Busquei, por outro lado, e como de hábito, identificar o autor daquela musipoema que parecia tirada de um quadro antigo. Obra que sugere ter sido extraída de uma velha aquarela, de um estado de sonho de olhos abertos, apreendida pela pena romântica de um antigo sonetista. Encantou-me saber que ela era da lavra do senhor Jurandyr Czaczkes Chaves, falecido este ano, aos 84 anos. Pelos dados da wikipedia, Jurandyr Czaczkes Chaves (Rio de Janeiro, 22 de outubro de 1938 – Salvador, 25 de março de 2023), compositor, músico e humorista brasileiro.

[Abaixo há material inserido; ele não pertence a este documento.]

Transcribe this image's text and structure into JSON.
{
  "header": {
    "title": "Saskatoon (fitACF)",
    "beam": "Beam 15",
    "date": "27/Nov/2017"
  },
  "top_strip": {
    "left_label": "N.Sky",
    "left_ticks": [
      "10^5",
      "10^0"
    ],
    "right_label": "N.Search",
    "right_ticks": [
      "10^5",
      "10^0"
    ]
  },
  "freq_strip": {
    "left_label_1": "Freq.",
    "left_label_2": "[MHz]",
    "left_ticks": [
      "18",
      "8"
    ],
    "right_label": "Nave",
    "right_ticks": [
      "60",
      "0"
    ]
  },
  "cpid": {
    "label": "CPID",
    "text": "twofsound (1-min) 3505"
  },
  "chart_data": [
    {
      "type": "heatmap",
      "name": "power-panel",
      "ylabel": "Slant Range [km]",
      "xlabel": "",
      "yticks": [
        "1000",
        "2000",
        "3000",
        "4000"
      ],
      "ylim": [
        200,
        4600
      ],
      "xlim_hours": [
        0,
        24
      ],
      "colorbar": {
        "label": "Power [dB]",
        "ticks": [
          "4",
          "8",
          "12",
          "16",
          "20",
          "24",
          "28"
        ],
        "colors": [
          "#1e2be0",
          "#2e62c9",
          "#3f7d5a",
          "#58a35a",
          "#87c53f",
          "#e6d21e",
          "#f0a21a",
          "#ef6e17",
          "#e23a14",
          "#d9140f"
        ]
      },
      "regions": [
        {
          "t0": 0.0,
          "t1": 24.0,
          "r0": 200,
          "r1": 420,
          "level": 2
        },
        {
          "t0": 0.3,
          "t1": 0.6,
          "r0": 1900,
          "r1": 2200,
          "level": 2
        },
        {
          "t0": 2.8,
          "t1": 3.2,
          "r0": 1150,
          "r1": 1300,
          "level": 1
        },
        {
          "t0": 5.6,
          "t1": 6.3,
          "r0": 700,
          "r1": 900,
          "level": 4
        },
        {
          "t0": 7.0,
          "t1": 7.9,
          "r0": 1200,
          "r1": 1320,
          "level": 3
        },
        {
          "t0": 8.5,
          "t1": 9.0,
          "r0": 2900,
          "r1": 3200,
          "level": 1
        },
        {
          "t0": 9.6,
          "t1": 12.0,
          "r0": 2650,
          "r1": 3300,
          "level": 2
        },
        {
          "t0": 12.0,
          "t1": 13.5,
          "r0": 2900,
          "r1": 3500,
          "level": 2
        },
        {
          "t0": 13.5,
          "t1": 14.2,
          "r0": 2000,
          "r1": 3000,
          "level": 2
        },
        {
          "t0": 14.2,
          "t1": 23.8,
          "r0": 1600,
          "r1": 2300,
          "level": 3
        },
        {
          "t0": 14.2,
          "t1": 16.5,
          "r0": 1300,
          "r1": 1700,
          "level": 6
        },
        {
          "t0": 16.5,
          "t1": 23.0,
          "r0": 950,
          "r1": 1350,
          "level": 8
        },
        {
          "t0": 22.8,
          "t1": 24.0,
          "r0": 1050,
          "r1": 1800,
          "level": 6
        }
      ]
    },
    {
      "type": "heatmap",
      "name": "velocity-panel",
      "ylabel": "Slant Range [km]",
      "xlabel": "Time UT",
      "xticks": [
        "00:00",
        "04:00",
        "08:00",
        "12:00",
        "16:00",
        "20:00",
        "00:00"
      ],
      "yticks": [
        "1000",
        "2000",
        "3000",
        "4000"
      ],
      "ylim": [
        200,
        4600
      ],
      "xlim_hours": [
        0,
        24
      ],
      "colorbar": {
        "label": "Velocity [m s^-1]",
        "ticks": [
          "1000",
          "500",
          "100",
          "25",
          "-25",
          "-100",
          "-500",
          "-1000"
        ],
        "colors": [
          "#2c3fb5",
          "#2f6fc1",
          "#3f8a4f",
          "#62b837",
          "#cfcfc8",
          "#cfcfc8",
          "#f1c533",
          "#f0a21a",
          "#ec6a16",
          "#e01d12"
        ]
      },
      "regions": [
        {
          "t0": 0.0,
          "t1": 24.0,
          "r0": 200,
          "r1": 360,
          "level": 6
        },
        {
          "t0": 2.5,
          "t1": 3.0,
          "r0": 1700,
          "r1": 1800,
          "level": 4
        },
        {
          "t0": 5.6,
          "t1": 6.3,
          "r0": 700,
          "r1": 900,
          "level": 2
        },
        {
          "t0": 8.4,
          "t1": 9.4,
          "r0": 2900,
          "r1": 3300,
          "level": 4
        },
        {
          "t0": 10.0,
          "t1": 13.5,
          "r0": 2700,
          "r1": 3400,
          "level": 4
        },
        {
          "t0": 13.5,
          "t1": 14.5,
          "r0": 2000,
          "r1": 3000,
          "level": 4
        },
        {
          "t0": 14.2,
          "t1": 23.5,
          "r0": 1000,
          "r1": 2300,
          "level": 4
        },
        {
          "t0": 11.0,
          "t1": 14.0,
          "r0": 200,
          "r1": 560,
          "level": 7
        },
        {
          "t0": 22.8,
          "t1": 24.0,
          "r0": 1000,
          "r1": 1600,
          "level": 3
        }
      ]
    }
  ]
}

Conhecia o senhor Juca Chaves, nome por que era conhecido, o humorista e cantor, de aparições nas TVs, sobretudo nas do segundo time tipo SBT, Bandeirantes e Rede Tv. Não me lembro de tê-lo visto alguma vez na telinha da “Vênus Platinada”. Aquele tipo específico de artista, apesar do apelo popular de suas obras, parece não interessar ao paladar “refinado” desta última, que orquestrou o “gosto musical” de algumas gerações. Soam inteiramente ultrapassados.
Por isso, o próprio Juca, Moacir Franco e Luiz Vieira couberam mais na programação tipo B da emissora capitaneada por Silvio Santos, de onde os extraí. Este que, inclusive, aninhou em sua programação o gênero sertanejo, antes que virasse febre, modinha universitária e frequentadora do headphone de jovens e, inclusive, do cardápio modernoso da “vênus” referida acima.
Fechemos esse capítulo e voltemos ao artista. A mim ele sempre pareceu enorme, maior que o espaço que a mídia lhe reservava. Alguém que sempre parecia ter algo a dizer, um tipo Millôr Fernandes da música. Desses que o Brasil não quer ouvir, pois os antecipa sempre a ameaça deles tocarem em feridas ou pontos sensibilíssimos da hipocrisia genuinamente cultivada entre nós. Alguém estrategicamente antenado com a política e a vida nacional, sobretudo, explorando os pontos onde aquela (que compõe uma parte do Brasil oficial) toca (ou bate, melhor dizendo) no brasil real.
Se a estória da Ana Maria referida no início do texto soa romântica, lírica, outros temas de sua autoria o classificam como o barroco Gregório de Matos, um “boca do inferno” ou “de brasa”, fotografando e satirizando o ritos da sociedade. “Conhecido pelo sarcasmo quase ácido e sua veia francamente humorística, coisa insuspeitada, revelou-se lírico através da letra e da melodia daquela canção”, diz texto publicado na internet sobre a canção Ana Maria. (https://sampi.net.br/franca/noticias/1636157/nossas-letras/2017/07/por-quem-sonha-ana-maria).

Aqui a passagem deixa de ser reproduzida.